The following table updates the “Selling Securityholders” section of the prospectus dated October 19, 2004 with respect to the beneficial ownership of the selling securityholders named below. This prospectus supplement is not complete without, and may not be delivered and should not be used except in connection with, the prospectus.

 

NAME


   PRINCIPAL
AMOUNT OF
NOTES
BENEFICIALLY
OWNED THAT
MAY BE SOLD


   PERCENTAGE
OF NOTES
OUTSTANDING


   

NUMBER

OF SHARES OF
COMMON
STOCK
OWNED
PRIOR TO THE
OFFERING(1)


  

NUMBER

OF SHARES

OF COMMON
STOCK

THAT MAY

BE SOLD (1)


   PERCENTAGE
OF COMMON
STOCK
OUTSTANDING (2)


Canyon Capital Arbitrage Master Fund, Ltd.

   1,350,000    2.1 %   296,965    105,130    *

Canyon Value Realization Fund, L.P.

   675,000    1.0 %   148,482    52,565    *

Canyon Value Realization MAC 18, Ltd. (RMF)

   270,000    *     59,393    21,026    *

The Canyon Value Realization Fund (Cayman), Ltd.
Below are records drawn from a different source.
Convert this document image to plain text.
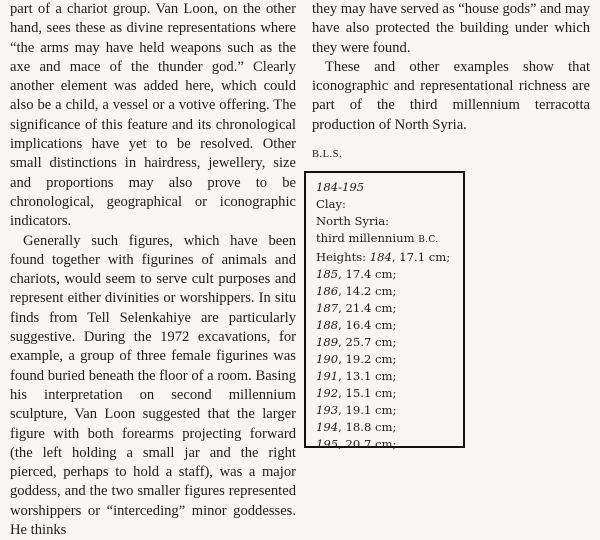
part of a chariot group. Van Loon, on the other hand, sees these as divine representations where “the arms may have held weapons such as the axe and mace of the thunder god.” Clearly another element was added here, which could also be a child, a vessel or a votive offering. The significance of this feature and its chronological implications have yet to be resolved. Other small distinctions in hairdress, jewellery, size and proportions may also prove to be chronological, geographical or iconographic indicators.

Generally such figures, which have been found together with figurines of animals and chariots, would seem to serve cult purposes and represent either divinities or worshippers. In situ finds from Tell Selenkahiye are particularly suggestive. During the 1972 excavations, for example, a group of three female figurines was found buried beneath the floor of a room. Basing his interpretation on second millennium sculpture, Van Loon suggested that the larger figure with both forearms projecting forward (the left holding a small jar and the right pierced, perhaps to hold a staff), was a major goddess, and the two smaller figures represented worshippers or “interceding” minor goddesses. He thinks

they may have served as “house gods” and may have also protected the building under which they were found.

These and other examples show that iconographic and representational richness are part of the third millennium terracotta production of North Syria.

B.L.S.

184-195
Clay:
North Syria:
third millennium B.C.
Heights: 184, 17.1 cm;
185, 17.4 cm;
186, 14.2 cm;
187, 21.4 cm;
188, 16.4 cm;
189, 25.7 cm;
190, 19.2 cm;
191, 13.1 cm;
192, 15.1 cm;
193, 19.1 cm;
194, 18.8 cm;
195, 20.7 cm;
   1,845,000    2.8 %   405,852    143,678    *

* Less than 1%
(1) Assumes conversion of all of the holder’s notes at a conversion rate of 77.8743 shares per $1,000 principal amount of notes. However, this conversion price is subject to adjustment as described under “Description of Notes—Conversion of the Notes.” As a result, the amount of common stock issuable upon conversion of the notes may increase or decrease in the future.
(2) Calculated based on Rule 13d-3(d)(i) of the Exchange Act using 51,296,427 shares of common stock outstanding as of November 17, 2004. In calculating this amount, we treated as outstanding the number of shares of common stock issuable upon conversion of all of that particular holder’s notes. However, we did not assume the conversion of any other holder’s notes.

 

We prepared this prospectus supplement based on the information supplied to us by the selling securityholders named in the table. The information provided in this prospectus supplement is current as of November 19, 2004.


The selling securityholders listed above and in the prospectus may have sold or transferred some or all of their notes or the underlying common stock since the date on which they provided us with information regarding their notes and common stock, and we have not made any independent inquires as to the foregoing. Information about the selling securityholders may change over time. Any changed information will be set forth to the extent provided to us by the selling securityholders, in further supplements to the prospectus, if and when necessary.

 

Because the selling securityholders listed above and in the prospectus may offer all or some of their notes or the underlying common stock from time to time, we cannot estimate the amount of the notes or underlying common stock that will be held by the selling securityholders upon the termination of any particular offering. See “Plan of Distribution” in the prospectus.